The music video for "Warrior" was uploaded to YouTube on November 5, 2013. It features Brown and her backup dancers dancing in various warlike soldier costumes, including one seen in which Brown is wearing what resembles Ancient Greek battlements. The video also flashes back and forth between Brown and her dancers and a close-up shot of a beating drum, accompanied by the lines "Gonna feel my blood running wild and young; Gonna dance, dance, dance to the beat of my drum/Like a warrior."

===Live performances===
In 2013, Brown performed "Warrior" on The X Factor Australia and Dancing with the Stars Australia to support sales on the iTunes charts.
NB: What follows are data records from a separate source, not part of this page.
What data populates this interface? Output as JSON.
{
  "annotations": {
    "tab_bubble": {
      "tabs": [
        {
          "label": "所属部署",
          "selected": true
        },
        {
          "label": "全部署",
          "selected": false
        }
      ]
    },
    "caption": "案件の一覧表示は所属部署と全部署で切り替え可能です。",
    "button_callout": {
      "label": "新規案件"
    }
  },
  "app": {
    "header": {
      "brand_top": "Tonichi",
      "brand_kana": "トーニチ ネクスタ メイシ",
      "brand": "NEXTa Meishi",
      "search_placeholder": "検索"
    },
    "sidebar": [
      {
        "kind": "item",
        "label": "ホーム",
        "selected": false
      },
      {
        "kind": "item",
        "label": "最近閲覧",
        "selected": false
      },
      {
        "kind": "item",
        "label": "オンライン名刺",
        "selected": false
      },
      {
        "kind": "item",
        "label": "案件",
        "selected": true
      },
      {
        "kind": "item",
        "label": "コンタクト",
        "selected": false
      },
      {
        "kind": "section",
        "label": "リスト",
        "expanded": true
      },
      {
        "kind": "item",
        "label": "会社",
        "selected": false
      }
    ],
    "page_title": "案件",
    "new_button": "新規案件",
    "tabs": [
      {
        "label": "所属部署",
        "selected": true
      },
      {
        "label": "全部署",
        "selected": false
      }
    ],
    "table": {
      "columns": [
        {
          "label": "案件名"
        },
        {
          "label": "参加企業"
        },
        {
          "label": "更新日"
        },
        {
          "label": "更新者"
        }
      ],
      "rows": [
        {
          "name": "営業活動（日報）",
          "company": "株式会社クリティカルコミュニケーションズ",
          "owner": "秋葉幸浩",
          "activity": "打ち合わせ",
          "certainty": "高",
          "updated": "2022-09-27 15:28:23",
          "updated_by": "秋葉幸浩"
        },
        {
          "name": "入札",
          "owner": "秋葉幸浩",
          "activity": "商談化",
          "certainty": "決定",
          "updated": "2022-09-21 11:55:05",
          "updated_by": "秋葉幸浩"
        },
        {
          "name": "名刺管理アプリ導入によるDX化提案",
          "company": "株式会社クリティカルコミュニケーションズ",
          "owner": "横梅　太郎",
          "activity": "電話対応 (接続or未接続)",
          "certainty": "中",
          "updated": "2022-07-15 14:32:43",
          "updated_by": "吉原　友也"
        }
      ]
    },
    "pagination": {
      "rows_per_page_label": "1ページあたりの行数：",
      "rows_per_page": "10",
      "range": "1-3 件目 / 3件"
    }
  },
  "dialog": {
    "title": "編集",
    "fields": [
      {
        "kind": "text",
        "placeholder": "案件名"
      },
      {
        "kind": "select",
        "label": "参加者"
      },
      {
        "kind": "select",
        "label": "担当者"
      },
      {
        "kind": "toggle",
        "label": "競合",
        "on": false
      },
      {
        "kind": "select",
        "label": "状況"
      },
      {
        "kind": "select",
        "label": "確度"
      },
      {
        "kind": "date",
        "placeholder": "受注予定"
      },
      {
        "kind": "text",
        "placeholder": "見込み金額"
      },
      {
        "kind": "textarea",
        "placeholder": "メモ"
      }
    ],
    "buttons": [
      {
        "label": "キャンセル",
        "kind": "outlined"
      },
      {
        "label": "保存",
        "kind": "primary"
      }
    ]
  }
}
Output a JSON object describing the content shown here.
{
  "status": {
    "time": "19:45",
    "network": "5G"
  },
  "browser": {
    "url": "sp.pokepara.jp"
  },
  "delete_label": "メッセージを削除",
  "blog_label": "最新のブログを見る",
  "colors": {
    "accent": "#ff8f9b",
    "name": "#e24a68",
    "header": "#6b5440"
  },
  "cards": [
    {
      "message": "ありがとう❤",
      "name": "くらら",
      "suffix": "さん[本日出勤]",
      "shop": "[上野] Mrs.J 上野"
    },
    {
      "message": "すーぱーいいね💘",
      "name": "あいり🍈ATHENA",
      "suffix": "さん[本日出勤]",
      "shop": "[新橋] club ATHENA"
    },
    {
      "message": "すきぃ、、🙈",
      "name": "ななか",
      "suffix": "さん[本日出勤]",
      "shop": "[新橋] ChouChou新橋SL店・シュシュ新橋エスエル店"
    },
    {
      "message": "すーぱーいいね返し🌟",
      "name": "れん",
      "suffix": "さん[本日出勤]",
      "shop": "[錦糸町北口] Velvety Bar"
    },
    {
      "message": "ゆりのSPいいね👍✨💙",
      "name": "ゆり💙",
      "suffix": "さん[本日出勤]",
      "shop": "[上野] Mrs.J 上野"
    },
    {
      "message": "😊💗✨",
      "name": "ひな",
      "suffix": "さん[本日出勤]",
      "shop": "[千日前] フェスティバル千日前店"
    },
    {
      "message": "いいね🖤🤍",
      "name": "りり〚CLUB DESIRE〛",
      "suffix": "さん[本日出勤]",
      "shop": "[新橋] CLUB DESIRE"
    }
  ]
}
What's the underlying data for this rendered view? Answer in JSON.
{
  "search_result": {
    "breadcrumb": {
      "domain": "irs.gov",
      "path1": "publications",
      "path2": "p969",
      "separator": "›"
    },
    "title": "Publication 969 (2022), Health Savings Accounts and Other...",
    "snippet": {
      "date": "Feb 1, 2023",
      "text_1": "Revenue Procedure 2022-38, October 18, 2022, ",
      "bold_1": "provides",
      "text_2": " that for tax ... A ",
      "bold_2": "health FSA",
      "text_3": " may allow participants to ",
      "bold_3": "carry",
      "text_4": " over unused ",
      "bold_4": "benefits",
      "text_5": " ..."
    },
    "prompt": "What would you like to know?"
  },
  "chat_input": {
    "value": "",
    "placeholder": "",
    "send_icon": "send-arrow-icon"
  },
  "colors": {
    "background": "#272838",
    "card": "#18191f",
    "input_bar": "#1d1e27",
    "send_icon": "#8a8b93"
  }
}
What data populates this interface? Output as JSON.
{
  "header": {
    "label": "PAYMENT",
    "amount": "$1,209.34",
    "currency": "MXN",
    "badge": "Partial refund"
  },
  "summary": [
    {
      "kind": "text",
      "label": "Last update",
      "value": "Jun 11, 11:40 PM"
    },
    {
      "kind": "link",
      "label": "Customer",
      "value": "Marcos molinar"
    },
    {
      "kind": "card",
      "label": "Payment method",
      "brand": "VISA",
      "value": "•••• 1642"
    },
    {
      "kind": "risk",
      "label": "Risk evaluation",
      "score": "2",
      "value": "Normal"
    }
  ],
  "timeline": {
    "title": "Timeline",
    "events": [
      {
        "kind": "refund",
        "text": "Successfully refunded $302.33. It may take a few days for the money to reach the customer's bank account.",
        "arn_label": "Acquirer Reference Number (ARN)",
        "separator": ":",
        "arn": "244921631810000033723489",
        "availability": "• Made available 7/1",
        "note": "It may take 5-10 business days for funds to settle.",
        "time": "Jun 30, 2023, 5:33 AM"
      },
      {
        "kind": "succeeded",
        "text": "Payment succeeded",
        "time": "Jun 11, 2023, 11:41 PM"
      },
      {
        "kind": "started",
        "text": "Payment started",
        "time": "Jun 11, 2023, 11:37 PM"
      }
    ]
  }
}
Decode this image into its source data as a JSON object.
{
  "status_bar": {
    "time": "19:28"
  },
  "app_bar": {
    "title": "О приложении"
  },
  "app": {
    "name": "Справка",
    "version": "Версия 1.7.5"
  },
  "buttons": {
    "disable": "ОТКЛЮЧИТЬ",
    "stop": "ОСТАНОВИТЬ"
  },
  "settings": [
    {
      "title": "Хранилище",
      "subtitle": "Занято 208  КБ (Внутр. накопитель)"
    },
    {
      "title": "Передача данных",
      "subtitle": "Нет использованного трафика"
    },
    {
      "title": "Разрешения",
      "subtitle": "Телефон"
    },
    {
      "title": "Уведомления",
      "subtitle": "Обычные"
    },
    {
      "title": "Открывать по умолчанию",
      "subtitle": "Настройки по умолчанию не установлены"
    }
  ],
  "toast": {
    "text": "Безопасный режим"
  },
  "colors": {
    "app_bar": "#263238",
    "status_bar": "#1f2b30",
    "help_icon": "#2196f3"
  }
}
Brown also performed the song when she embarked on her Oz Tour in October 2013 which included 12 shows in Australia, Canada and the United States. The tour concluded in Brisbane on 1 January 2014.

==Formats and track listings==

Digital download
| No. | Title | Length |
|---|---|---|
| 1. | "Warrior" | 3:46 |
| 2. | "Warrior" (Cave Kings Remix) | 5:05 |
| 3. | "Warrior" (Extended Version) | 5:00 |

Remixes
| No. | Title | Length |
|---|---|---|
| 1. | "Warrior" (Borgeous Remix) | 4:42 |
| 2. | "Warrior" (Dave Aude Remix) | 5:50 |
| 3. | "Warrior" (Urban Mix) | 3:30 |
| 4. | "Warrior" (Fluke Remix) | 5:43 |
| 5. | "Warrior" (Kronic Remix) | 3:54 |
| 6. | "Warrior" (Ashley Wallbridge Remix) | 6:25 |
| 7. | "Warrior" (Razor N Guido Remix) | 6:53 |

==Charts==

===Weekly charts===

| Chart (2013) | Peak position |
|---|---|
| Australia (ARIA) | 11 |
| Australia Dance (ARIA) | 3 |

| Chart (2014) | Peak position |
|---|---|
| US Hot Dance Club Songs (Billboard) | 1 |

===Year-end charts===

| Chart (2013) | Position |
|---|---|
| ARIA Singles Chart | 83 |
| ARIA Dance Singles Chart | 14 |
| Australian Artist Singles Chart | 11 |

| Chart (2014) | Position |
|---|---|
| ARIA Dance Singles Chart | 38 |
| Australian Artist Singles Chart | 42 |
| US Dance Club Songs (Billboard) | 40 |

==Certifications==

Certifications for "Warrior"
| Region | Certification | Certified units/sales |
| Australia (ARIA) | 3× Platinum | 210,000^{‡} |
^{‡} Sales+streaming figures based on certification alone.

==Release history==

| Region | Date | Format | Label |
|---|---|---|---|
| Australia | 27 September 2013 | Digital download | Island Records Australia |

==See also==
- List of number-one dance singles of 2014 (U.S.)